To facilitate the bedside calculation of Ees, we developed a mobile app called “iElastance” (Fig. 5), freely available online [33] that calculates VAC using the Chen et al. method. The application utilizes echocardiographic measures (stroke volume, ejection fraction, total ejection time, and pre-ejection time) and hemodynamic parameters (blood diastolic and systolic pressure) to calculate Ea, Ees and subsequently VAC.

Fig. 5

iElastance App. Operator inserted blood pressure, stroke volume, ejection fraction, and ejection times allows for the immediate display of Ea, Ees and VAC. On the right panel the echo images show how to measure the left ventricle ejection fraction (EF) and to detect the systolic ejection times. Abbreviations as defined in the text

The application is easy to use and provides rapid bedside assessment of VAC following a focus echocardiographic examination. While the application cannot replace clinical evaluation and judgement, it can be helpful, especially in critically ill patients where the initial therapeutic intervention did not achieve the expected effect, In the recent literature, the iElastance app has been reported to be easily measurable and have a clinical impact [34, 35].

Measuring the coupling between the right heart ventricle and the arterial system in septic patients is also essential for understanding RV performance and its interaction with the pulmonary circulation, especially in light of the pathophysiological scenarios described above [36].
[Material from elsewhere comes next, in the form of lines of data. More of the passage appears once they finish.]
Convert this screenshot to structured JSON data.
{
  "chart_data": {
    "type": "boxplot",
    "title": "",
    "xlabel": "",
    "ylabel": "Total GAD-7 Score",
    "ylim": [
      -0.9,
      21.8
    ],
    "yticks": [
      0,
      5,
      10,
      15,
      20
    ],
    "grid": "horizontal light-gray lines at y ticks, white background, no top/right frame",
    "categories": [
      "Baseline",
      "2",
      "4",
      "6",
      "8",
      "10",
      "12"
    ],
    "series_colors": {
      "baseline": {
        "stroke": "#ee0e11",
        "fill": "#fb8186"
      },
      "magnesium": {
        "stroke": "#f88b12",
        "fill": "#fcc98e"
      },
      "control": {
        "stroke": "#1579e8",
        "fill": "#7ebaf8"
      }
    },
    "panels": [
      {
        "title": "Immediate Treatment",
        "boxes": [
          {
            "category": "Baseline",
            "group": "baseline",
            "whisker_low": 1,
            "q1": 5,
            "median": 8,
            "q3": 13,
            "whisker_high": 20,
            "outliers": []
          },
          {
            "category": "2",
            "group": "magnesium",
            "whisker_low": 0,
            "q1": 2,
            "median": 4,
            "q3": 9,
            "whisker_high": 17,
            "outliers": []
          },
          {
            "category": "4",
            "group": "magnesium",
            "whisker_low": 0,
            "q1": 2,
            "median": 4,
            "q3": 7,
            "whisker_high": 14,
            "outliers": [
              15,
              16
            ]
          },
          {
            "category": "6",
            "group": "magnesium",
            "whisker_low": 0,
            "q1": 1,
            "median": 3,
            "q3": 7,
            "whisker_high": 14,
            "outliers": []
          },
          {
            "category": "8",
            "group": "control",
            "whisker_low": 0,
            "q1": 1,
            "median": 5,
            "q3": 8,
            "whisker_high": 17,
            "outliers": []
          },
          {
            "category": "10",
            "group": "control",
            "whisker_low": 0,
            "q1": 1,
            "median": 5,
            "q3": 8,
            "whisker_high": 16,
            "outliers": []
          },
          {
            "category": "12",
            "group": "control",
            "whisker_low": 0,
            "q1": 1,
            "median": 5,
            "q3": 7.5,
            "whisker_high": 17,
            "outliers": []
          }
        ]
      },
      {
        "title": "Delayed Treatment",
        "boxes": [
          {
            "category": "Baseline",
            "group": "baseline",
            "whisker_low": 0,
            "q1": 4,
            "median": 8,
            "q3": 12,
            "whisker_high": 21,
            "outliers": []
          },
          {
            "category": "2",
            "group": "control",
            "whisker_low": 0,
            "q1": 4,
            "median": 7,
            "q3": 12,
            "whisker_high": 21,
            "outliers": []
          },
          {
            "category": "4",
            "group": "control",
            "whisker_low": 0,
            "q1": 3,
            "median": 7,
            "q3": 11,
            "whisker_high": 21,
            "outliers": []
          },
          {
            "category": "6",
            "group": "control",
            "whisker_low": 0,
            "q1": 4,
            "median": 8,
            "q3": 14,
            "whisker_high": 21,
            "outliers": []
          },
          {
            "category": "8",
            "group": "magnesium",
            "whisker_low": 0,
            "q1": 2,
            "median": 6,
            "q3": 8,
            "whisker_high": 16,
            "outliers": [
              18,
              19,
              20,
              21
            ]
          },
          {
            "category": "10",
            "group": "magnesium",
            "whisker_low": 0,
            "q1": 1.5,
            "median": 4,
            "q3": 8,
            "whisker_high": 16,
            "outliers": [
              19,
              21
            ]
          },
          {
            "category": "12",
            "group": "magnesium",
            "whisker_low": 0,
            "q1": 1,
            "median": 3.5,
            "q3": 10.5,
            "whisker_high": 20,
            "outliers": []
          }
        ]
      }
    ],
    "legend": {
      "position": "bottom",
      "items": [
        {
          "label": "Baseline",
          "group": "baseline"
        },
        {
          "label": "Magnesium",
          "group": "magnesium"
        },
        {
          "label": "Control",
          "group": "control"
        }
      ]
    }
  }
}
Similar to the left heart, invasive ventricular and pulmonary artery catheterization allows for pressure/volume loop analysis. However, non-invasive approaches have also been introduced for assessing the right side of the heart [37,38,39], the majority based on echocardiography. Though several methods have been proposed to noninvasively measure pulmonary artery Ea from pulmonary artery pressure trace and Ees of the RV based on ventricular volume assessment by echocardiography, the most validated measure of right heart VAC is the ratio of tricuspid annular plane systolic excursion (TAPSE) to pulmonary artery pressures (PAPs) [20, 21, 40,41,42,43,44]. This measure, differently from others, can be rapidly obtained at the bedside of a critically ill septic patient through echocardiography without the challenges of right ventricular volume measurement.